Please let me know if this is a rational idea or if I am acting out of emotion, I am trying not to let my anger sway my judgement and I understand how she is unable to regulate her emotions. I don't think I can keep using it as an excuse to let her get away with how she treats me and now my soon to be family.
I want to key in on some of your statements. "A bit of" is minimizing the substance abuse. It's not a "bit". It may not be her main underlying issue but it is a significant one- no matter what the amount of substance is.
She "has to" drink in your presence. No, she doesn't "have" to because of the circumstances. She is the one responsible for her drinking, even if she herself isn't able to control it.
You "pray your parents will understand"- if they are enablers, they may not understand, but this isn't a reason for you to have boundaries on your own well being.
You are not being irrational by choosing to have boundaries. Your plan to protect your future and emotional well being is rational and reasonable.
I'm not being critical of your thinking and FOG. I recognize this as similar to the thinking I grew up with, and this is why I point them out. When we grow up in a family with dysfunction, it's what we know as "normal". The uncertainty, FOG, self questioning is a result of that. However, you also have the insight to know this isn't functional and are working on positive change. This is a good thing.

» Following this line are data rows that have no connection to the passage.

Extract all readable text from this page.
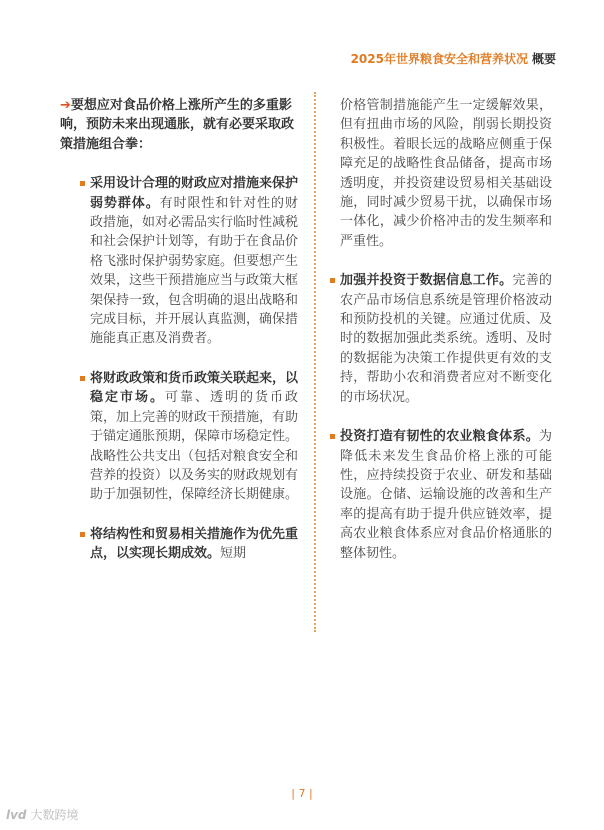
2025年世界粮食安全和营养状况 概要

➔要想应对食品价格上涨所产生的多重影响，预防未来出现通胀，就有必要采取政策措施组合拳：

采用设计合理的财政应对措施来保护弱势群体。有时限性和针对性的财政措施，如对必需品实行临时性减税和社会保护计划等，有助于在食品价格飞涨时保护弱势家庭。但要想产生效果，这些干预措施应当与政策大框架保持一致，包含明确的退出战略和完成目标，并开展认真监测，确保措施能真正惠及消费者。
将财政政策和货币政策关联起来，以稳定市场。可靠、透明的货币政策，加上完善的财政干预措施，有助于锚定通胀预期，保障市场稳定性。战略性公共支出（包括对粮食安全和营养的投资）以及务实的财政规划有助于加强韧性，保障经济长期健康。
将结构性和贸易相关措施作为优先重点，以实现长期成效。短期

价格管制措施能产生一定缓解效果，但有扭曲市场的风险，削弱长期投资积极性。着眼长远的战略应侧重于保障充足的战略性食品储备，提高市场透明度，并投资建设贸易相关基础设施，同时减少贸易干扰，以确保市场一体化，减少价格冲击的发生频率和严重性。

加强并投资于数据信息工作。完善的农产品市场信息系统是管理价格波动和预防投机的关键。应通过优质、及时的数据加强此类系统。透明、及时的数据能为决策工作提供更有效的支持，帮助小农和消费者应对不断变化的市场状况。
投资打造有韧性的农业粮食体系。为降低未来发生食品价格上涨的可能性，应持续投资于农业、研发和基础设施。仓储、运输设施的改善和生产率的提高有助于提升供应链效率，提高农业粮食体系应对食品价格通胀的整体韧性。
| 7 |
lvd 大数跨境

In a family with dysfunction, all family members take on behaviors that keep the family in balance. If one member changes their behavior- the other members feel a sense of discomfort. They may then attempt to get the family member who changed back in their role. If the family member does not do that, they may get angry and even reject that family member.
It looks to me as if your family pattern has been to enable your sister. This is common too- as it helps keep the stress down. Everyone benefits when you appease your sister, even if it isn't to your benefit to do so. Why would parents do that? Possibly because these patterns can be intergenerational. It may be the one they know as "normal" too.
You can be the one to break the cycle for yourself and I encourage you to do so.
I also stepped out of the family pattern. I began to have boundaries with BPD mother. I also assumed my father- who was her enabler would understand. I wish he would have, but he didn't. Still, it was important to me to make this change.
I also had enabling and co-dependent tendencies, people pleasing and had to learn about boundaries. I did counseling too. It wasn't until later that a counselor recommended 12 step groups in addition to the counseling. I was surprised that nobody had mentioned them before. BPD mother did drink, but it was a long time ago and substance abuse was not an issue in my own family. What I realized though is that the family patterns are learned in childhood, and also are similar in families where there is a person with a disorder. I found groups like CODA and ACA (for adult children) to be very helpful in addition to counseling. (They don't take the place of counseling). You may want to check them out.